A person who studies in a country different from his or her birth country, and then returns to his or her birth country is unlikely to have lost citizenship or voting rights in his or her birth country. Indeed many countries will permit the student to vote by absentee ballot during the period of study.
Unless the student has done something that the laws of the birth country consider to be a reason for losing voting rights or citizenship, there is no issue here. No such thing is mentioned in the question as it now stands. Indeed since the question asks about the student acquiring dual citizenship, it implies that the student has retained citizenship in the birth country, and so presumably voting rights there. The motive suggested for dual citizenship thus does not seem to make sense.
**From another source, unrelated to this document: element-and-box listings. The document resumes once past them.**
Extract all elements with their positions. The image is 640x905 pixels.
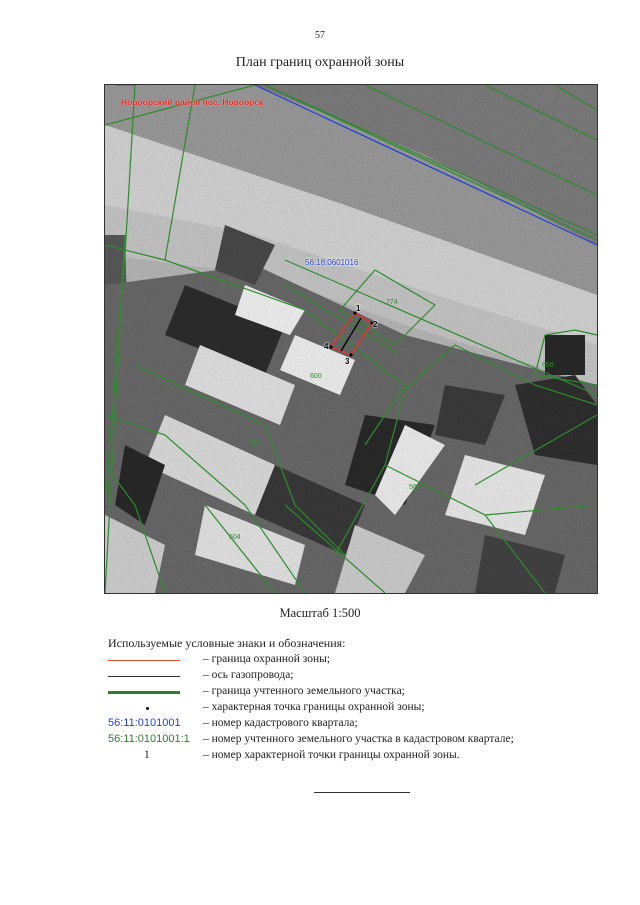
parcel-label: 656 — [542, 362, 554, 369]
legend-item — [108, 732, 608, 748]
zone-point-4 — [329, 345, 332, 348]
legend-item — [108, 668, 608, 684]
legend-title: Используемые условные знаки и обозначения: — [108, 636, 346, 650]
map-scale: Масштаб 1:500 — [279, 606, 361, 620]
cadastral-map — [104, 84, 598, 594]
parcel-boundary-symbol — [108, 691, 180, 694]
parcel-label: 599 — [249, 440, 261, 447]
point-number-symbol: 1 — [144, 749, 150, 761]
parcel-label: 569 — [409, 484, 421, 491]
legend-item — [108, 684, 608, 700]
quarter-number-symbol: 56:11:0101001 — [108, 717, 181, 729]
parcel-number-symbol: 56:11:0101001:1 — [108, 733, 190, 745]
legend-text: – характерная точка границы охранной зоны; — [203, 701, 425, 713]
point-dot-symbol — [146, 707, 149, 710]
point-label-3: 3 — [345, 357, 350, 366]
legend-item — [108, 652, 608, 668]
point-label-2: 2 — [373, 320, 378, 329]
zone-point-3 — [349, 353, 352, 356]
legend-item — [108, 716, 608, 732]
legend-text: – номер учтенного земельного участка в кадастровом квартале; — [203, 733, 514, 745]
district-label: Новоорский район пос. Новоорск — [121, 97, 264, 107]
parcel-label: 600 — [310, 373, 322, 380]
point-label-1: 1 — [356, 304, 361, 313]
cadastral-quarter-label: 56:18:0601016 — [305, 258, 359, 267]
legend — [108, 652, 608, 764]
pipeline-axis-symbol — [108, 676, 180, 677]
aerial-photo — [105, 85, 597, 593]
legend-item — [108, 748, 608, 764]
legend-text: – граница учтенного земельного участка; — [203, 685, 405, 697]
parcel-label: 774 — [386, 299, 398, 306]
legend-text: – ось газопровода; — [203, 669, 294, 681]
signature-line — [314, 792, 410, 793]
legend-text: – номер характерной точки границы охранной зоны. — [203, 749, 460, 761]
legend-text: – граница охранной зоны; — [203, 653, 331, 665]
parcel-label: 604 — [229, 534, 241, 541]
legend-item — [108, 700, 608, 716]
point-label-4: 4 — [324, 342, 329, 351]
page-number: 57 — [315, 30, 325, 41]
zone-boundary-symbol — [108, 660, 180, 661]
document-title: План границ охранной зоны — [235, 55, 405, 70]
legend-text: – номер кадастрового квартала; — [203, 717, 358, 729]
To acquire citizenship in the country of study the student would need to go through whatever process that country's laws specify. In most countries that includes a statement of intention to remain permanently in that country, and some evidence supporting that intention. The process is also likely to take rather longer than a typical course of graduate study. It is unusual for a student to gain citizenship in a country of study while still a student. It is still more unusual for a student to gain such citizenship and then return, not for just a visit, to the student's birth country.
Some countries allow people being naturalized to retain citizenship in another country, some do not. Some countries allow a person who gains citizenship in another country to retain his or her birth citizenship, others do not.
If the country of study permits migrants to retain another citizenship while being naturalized, and the birth country permits a citizen to retain citizenship while being naturalized elsewhere, and, the student complies with the laws of the country of study for gaining its citizenship, then the student will have obtained dual citizenship. This is unusual, but it is perfectly possible if the laws om the countries involved permit it, and a good many do. But obtaining citizenship in a new country with which one had no previous connection is generally not a simple or quick process.
Now, if one of the student's parents had been a citizen of the country of study, then the student might be able to obtain citizenship there by inheritance. Some countries allow this under some conditions. But that would have nothing to do with the student having gone there for study.